For the analysis of literature data, there was little possibility to validate those test conditions and the data reliability coming from very different sources. Authors [63] have warned that in many published datasets, issues related to inertia effects (high frequencies) or instrument torque limits (low frequencies) are usually not sufficiently documented. Hence, even if instrument inertia is eliminated, the sample itself will always have finite inertia, which can produce artefacts from momentum diffusion, viscoelastic waves, and secondary flows, all of which can violate the assumption of homogeneous and linear deformation [63]. The data in Table 1 were elastic only, and in Table 2, have a limited number of values for viscoelastic parameters. In this work, these data were assumed as sufficiently credible, even when no additional supporting information had been provided. This limits the outcomes in Section 4 to the level of the initial data quality, but definitely can be improved with better initial values.

6. Conclusions

• Correct biomechanical description of oral tissues has to be based on realistic stiffness matrix components, being functions of density, strain, time, frequency etc.—and not on a single value of “elastic modulus”.

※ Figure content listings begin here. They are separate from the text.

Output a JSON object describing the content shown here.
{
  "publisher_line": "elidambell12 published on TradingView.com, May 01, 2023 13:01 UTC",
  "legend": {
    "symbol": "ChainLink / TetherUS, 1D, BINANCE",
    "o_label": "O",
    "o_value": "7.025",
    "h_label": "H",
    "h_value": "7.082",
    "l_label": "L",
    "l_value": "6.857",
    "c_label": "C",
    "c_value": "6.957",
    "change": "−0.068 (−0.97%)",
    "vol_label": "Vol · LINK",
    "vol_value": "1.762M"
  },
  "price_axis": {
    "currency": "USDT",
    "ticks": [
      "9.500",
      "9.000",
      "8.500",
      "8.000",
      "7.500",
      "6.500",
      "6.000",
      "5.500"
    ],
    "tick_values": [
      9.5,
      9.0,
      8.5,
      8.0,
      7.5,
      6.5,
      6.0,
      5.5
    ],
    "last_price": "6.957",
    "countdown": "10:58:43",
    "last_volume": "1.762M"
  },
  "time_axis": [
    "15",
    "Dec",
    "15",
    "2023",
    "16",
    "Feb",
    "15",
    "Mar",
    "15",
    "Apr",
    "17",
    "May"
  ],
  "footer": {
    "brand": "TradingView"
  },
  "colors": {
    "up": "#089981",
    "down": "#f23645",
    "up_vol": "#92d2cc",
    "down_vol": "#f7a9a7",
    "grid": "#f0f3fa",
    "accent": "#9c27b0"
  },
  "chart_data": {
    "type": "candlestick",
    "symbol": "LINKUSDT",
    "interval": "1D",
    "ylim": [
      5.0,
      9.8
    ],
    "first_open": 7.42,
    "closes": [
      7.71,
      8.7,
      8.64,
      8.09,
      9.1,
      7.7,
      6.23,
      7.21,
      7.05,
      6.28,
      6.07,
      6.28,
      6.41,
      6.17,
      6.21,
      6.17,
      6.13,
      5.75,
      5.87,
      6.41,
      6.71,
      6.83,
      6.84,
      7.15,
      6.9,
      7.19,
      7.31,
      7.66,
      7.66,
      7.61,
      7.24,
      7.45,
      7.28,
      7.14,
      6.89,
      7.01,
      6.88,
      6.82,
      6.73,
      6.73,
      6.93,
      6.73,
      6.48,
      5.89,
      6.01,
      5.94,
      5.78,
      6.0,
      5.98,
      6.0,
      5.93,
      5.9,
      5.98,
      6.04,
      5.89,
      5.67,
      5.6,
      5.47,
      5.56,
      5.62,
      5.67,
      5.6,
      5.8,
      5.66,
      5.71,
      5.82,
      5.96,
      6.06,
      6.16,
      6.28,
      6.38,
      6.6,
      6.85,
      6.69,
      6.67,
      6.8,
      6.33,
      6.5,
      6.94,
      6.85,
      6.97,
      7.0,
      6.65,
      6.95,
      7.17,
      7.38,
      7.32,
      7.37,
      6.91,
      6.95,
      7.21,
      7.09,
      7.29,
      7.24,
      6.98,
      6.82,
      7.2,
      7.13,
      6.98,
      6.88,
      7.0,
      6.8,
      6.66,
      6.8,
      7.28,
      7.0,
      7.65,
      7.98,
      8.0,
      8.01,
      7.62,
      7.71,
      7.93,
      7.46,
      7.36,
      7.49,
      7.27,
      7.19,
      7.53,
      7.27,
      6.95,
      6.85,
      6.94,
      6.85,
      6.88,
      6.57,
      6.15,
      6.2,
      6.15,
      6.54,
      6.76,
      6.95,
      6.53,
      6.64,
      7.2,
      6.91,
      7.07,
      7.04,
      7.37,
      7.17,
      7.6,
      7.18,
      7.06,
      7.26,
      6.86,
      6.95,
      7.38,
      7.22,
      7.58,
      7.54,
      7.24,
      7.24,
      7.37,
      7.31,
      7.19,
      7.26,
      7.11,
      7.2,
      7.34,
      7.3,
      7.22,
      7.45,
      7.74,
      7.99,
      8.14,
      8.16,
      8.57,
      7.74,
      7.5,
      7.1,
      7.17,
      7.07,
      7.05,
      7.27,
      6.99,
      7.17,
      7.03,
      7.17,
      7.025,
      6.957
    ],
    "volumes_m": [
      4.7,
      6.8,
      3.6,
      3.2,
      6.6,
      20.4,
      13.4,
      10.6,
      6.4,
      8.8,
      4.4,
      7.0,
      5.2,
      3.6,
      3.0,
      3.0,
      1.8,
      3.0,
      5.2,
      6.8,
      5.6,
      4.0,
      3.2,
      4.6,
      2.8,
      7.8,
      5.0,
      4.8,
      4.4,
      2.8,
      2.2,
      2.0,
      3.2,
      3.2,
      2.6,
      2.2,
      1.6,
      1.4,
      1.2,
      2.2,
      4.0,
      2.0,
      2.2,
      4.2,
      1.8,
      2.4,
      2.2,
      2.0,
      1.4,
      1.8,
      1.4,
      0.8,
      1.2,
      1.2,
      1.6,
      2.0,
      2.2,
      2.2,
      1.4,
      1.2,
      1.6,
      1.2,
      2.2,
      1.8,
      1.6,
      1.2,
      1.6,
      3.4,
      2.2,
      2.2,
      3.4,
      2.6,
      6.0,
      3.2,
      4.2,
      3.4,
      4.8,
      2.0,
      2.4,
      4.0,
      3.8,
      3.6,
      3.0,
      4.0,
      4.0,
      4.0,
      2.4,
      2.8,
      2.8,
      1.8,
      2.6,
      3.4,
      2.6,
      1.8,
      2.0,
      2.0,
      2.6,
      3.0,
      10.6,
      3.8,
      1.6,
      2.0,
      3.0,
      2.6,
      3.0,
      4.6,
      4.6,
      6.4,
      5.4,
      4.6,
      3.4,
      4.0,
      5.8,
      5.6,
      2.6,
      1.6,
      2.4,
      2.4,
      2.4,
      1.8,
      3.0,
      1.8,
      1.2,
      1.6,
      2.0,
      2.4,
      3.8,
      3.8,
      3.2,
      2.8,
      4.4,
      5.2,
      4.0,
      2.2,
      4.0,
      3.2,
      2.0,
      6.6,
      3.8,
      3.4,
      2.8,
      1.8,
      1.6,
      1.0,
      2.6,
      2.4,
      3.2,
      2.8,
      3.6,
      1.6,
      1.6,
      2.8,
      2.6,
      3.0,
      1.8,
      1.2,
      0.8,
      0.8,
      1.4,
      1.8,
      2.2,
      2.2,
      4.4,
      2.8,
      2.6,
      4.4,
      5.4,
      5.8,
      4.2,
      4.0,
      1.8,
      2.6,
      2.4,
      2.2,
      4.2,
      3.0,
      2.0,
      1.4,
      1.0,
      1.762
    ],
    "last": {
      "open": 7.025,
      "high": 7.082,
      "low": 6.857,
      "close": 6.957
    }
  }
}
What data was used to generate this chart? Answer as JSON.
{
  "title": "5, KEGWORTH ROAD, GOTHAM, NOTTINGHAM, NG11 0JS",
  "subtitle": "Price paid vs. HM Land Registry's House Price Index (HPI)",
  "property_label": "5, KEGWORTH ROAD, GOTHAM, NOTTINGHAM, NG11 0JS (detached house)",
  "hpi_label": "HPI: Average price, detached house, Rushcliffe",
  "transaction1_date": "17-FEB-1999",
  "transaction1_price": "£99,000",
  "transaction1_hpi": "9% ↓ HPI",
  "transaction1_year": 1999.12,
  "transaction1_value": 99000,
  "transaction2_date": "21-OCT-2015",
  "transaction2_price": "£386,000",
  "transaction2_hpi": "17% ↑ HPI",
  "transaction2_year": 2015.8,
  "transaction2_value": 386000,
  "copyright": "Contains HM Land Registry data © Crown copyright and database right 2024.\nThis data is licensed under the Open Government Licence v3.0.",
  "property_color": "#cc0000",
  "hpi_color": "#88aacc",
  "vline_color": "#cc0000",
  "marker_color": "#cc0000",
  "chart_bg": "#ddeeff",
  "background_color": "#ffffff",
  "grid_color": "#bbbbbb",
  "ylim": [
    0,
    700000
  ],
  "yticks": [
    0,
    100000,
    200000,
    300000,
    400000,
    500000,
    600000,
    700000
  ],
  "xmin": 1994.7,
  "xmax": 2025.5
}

• Consistent invariant values (modulus, characteristic time, material memory) can be extracted from experimental data without the assumption of a material model, when these experiments are carried out closer to physiological range (mimicking the behavior of the tissue, implant or tissue-implant assembly). Such invariant values are better predictors for the performance comparison than traditional stiffness (stress/strain ratios).
• Known non-linear viscostiffness data can be placed into commercial software for a detailed simulation with automatic directional rotations to obtain the distribution of stresses, strains, strain energy density, pressure etc. for better decision-making.
• The approach based on a combined application of non-linear anisotropic tissue descriptions, as a reduced order “model-free” method (i.e., not linked to a priori chosen model), is capable of a very quick operation (“data compression”) for an adequate computation of multi-tissue behavior in the contact with the dental implant in real-time dynamics. The approach can be expended to real screw and abutment geometry for securing better outcomes in planning dental implant operations.